Metrics Reference Glossary

Table 1. Automatic Metrics
Metric Category Metric Name Detailed Definition
Automatic Latency Total time in seconds from workflow start to finish. Useful for identifying performance bottlenecks.
Automatic Token Usage Cost analysis measuring total prompt vs. completion tokens used across all execution spans.
Automatic Error Rate The percentage of spans that returned an error status rather than "Success".
Automatic Loop Detection Flags repetitive LLM calls that suggest an agent is "stuck" or stuck in a recursive loop.
Automatic Task Completion Binary check (Success/Fail) based strictly on the execution status code of the final task.

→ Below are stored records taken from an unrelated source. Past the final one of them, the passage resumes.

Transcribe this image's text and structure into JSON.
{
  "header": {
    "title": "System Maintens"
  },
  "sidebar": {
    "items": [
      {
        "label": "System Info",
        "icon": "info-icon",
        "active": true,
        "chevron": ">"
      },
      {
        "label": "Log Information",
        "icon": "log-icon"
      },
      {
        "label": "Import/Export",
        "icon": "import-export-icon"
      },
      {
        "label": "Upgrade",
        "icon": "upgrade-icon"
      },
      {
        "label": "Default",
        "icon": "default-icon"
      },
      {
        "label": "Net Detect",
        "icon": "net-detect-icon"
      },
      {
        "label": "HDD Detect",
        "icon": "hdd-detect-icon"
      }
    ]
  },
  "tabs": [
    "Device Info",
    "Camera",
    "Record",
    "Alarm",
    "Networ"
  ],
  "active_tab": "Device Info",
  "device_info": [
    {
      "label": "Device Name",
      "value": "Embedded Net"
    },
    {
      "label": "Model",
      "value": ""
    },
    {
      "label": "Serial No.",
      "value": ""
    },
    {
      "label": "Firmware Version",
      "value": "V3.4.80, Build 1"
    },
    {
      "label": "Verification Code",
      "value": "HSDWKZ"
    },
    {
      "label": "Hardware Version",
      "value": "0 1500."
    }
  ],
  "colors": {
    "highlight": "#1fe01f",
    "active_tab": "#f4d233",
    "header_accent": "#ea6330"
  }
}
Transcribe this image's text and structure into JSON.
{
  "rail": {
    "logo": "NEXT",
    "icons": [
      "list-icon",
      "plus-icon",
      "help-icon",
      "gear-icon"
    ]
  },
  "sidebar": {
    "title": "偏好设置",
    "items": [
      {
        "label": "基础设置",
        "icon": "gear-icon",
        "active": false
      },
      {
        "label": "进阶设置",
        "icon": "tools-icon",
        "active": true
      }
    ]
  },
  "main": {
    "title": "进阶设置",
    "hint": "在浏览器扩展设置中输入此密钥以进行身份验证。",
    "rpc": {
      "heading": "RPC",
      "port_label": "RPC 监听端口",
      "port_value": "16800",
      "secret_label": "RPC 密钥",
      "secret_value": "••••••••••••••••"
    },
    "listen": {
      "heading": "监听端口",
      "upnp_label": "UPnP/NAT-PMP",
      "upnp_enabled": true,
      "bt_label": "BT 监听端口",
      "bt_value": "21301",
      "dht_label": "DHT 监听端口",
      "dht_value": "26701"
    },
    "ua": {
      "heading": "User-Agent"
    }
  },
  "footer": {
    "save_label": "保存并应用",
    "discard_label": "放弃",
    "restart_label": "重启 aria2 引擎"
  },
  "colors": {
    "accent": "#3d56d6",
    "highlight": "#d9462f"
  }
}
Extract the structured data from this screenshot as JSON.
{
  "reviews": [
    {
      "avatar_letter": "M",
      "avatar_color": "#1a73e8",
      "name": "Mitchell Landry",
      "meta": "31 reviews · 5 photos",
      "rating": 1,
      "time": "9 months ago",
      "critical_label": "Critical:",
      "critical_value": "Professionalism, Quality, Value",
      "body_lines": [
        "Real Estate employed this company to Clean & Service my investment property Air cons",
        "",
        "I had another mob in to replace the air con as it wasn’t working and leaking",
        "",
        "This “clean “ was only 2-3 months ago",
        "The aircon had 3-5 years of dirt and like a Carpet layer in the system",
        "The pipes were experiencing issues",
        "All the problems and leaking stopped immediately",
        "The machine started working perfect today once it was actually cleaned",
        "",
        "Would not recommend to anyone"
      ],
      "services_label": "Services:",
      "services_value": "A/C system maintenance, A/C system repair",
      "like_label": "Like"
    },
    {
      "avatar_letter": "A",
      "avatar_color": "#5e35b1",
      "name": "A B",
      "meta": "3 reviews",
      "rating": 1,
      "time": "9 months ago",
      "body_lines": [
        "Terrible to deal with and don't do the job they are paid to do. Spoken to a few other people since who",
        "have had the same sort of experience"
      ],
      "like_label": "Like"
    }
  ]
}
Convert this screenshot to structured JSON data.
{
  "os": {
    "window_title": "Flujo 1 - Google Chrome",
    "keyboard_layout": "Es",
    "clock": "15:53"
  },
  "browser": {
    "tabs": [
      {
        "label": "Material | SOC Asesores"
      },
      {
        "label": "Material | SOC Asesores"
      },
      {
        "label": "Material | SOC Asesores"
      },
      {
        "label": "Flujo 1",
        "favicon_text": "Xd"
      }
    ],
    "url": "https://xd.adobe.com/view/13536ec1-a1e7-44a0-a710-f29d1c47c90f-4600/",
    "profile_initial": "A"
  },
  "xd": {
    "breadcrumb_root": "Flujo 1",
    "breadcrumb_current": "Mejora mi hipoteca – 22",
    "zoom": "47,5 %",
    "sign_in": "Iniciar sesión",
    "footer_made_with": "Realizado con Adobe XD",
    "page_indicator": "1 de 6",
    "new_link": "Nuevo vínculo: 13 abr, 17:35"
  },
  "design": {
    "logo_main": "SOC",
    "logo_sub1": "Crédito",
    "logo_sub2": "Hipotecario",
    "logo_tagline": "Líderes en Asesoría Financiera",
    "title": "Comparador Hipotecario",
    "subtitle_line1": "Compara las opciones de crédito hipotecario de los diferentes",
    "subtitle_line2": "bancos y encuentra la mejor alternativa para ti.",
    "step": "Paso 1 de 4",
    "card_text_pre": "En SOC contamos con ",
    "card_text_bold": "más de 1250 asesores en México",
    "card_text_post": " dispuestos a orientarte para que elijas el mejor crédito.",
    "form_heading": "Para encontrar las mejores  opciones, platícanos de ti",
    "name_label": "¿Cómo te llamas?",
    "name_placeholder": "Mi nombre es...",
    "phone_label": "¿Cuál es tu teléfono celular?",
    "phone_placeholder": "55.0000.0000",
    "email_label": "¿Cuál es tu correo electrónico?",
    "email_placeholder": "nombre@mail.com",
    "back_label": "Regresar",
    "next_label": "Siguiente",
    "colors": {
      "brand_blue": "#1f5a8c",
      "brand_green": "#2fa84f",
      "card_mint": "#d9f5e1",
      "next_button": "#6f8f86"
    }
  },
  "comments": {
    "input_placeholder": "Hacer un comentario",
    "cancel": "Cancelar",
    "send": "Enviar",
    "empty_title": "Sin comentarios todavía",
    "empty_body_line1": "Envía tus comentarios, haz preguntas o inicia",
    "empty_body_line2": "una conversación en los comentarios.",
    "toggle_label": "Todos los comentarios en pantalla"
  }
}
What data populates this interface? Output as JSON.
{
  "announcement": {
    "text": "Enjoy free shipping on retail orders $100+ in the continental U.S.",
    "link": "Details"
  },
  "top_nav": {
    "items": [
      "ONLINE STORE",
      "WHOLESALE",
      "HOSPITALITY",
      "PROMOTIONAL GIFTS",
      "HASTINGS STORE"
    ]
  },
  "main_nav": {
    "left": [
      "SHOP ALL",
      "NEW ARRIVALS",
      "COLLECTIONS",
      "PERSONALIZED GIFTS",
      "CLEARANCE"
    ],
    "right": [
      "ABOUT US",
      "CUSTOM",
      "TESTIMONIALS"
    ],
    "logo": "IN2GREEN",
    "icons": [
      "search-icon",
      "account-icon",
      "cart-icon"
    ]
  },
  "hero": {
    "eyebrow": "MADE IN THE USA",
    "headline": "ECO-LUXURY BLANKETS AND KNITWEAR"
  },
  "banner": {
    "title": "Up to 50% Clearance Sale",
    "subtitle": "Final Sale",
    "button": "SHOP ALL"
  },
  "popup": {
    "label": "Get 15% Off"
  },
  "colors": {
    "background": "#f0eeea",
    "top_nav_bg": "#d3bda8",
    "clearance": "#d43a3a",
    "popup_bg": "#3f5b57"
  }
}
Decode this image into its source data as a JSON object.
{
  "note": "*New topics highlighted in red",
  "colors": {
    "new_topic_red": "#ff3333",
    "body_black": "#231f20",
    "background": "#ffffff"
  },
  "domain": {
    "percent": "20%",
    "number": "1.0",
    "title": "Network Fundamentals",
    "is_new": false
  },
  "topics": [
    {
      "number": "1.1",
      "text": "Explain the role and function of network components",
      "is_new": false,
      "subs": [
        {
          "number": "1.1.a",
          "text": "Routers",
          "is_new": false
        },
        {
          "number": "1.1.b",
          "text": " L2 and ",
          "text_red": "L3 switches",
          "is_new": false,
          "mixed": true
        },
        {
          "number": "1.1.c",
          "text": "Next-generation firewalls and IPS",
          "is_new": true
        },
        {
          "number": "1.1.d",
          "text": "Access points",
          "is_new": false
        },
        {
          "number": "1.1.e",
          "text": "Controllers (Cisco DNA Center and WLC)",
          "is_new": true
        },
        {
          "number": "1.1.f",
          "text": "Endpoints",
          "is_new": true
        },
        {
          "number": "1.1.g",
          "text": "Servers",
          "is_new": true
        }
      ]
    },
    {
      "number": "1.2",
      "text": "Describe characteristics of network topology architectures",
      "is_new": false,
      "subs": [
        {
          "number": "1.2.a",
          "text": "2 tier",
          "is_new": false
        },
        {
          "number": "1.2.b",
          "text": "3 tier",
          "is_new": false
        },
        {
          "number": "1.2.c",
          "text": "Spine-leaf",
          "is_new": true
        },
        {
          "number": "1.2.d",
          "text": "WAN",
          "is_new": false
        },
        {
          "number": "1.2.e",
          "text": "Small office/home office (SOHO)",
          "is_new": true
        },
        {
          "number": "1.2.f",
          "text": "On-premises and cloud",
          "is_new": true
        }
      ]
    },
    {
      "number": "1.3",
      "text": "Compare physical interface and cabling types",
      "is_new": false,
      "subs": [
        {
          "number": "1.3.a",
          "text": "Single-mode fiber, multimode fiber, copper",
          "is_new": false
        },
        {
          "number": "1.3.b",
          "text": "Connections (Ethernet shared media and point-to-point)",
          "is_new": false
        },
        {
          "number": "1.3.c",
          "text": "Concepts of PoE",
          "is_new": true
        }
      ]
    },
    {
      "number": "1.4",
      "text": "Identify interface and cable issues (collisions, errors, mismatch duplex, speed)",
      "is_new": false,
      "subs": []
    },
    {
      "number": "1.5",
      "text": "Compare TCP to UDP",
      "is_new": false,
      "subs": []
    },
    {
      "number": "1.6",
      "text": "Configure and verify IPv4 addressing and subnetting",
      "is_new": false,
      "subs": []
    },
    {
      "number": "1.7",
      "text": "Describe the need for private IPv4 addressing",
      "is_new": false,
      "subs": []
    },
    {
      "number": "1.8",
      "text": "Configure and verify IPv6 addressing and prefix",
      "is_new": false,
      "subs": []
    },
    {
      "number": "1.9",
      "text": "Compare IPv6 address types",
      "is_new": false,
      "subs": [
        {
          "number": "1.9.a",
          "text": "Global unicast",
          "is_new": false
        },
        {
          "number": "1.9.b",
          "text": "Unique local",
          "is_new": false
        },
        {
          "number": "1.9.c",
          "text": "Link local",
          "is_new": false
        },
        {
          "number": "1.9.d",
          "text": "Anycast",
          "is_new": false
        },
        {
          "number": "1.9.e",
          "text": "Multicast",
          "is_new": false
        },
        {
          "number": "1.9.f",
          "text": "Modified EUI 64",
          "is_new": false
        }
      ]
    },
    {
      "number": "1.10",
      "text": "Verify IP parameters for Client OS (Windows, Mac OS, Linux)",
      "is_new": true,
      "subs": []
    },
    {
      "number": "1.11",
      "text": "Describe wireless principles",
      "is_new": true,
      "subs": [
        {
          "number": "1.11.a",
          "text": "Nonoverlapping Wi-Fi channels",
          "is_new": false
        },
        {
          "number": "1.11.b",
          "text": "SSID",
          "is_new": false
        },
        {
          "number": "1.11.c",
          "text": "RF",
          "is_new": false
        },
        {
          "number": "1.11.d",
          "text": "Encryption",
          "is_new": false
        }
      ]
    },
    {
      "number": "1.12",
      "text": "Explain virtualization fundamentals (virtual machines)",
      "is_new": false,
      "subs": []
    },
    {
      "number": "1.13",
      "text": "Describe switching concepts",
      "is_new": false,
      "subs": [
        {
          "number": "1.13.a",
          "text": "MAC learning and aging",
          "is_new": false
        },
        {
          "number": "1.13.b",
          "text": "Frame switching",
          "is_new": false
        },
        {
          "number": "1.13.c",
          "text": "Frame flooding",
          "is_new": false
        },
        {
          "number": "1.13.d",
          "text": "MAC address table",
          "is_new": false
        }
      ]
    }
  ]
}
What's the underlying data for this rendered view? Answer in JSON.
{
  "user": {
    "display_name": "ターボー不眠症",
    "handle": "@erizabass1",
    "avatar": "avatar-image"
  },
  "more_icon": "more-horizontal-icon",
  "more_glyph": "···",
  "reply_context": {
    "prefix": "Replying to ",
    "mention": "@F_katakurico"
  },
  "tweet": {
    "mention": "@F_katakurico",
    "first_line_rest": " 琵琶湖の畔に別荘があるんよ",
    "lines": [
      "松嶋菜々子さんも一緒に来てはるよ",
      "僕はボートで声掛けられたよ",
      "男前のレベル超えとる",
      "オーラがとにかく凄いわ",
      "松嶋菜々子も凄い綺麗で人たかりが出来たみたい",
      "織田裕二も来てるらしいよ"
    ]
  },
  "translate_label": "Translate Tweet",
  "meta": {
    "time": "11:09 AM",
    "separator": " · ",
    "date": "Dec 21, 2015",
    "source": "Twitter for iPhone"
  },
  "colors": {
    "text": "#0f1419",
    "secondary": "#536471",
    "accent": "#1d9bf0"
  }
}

Automatic Tool Call Count Sum total of all tool or sub-agent calls made during the workflow trace.
Table 2. Qualitative Analysis
Metric Category Metric Name Detailed Definition
LLM Judge Faithfulness Evaluates if the answer is grounded factually in the context provided. Often used to detect hallucinations.
LLM Judge Reasoning Quality Assesses if the agent followed a logical chain of thought and appropriate specialist routing.
LLM Judge Toxicity Safety check for harmful, offensive, hateful, or inappropriate language in the agent's response.
LLM Judge Manager Delegation Measures if the Manager agent chose the correct specialist agent based on the user's specific query.
LLM Judge Tool Calling Accuracy Measures if the correct tool was selected and if the generated parameters were valid for that tool.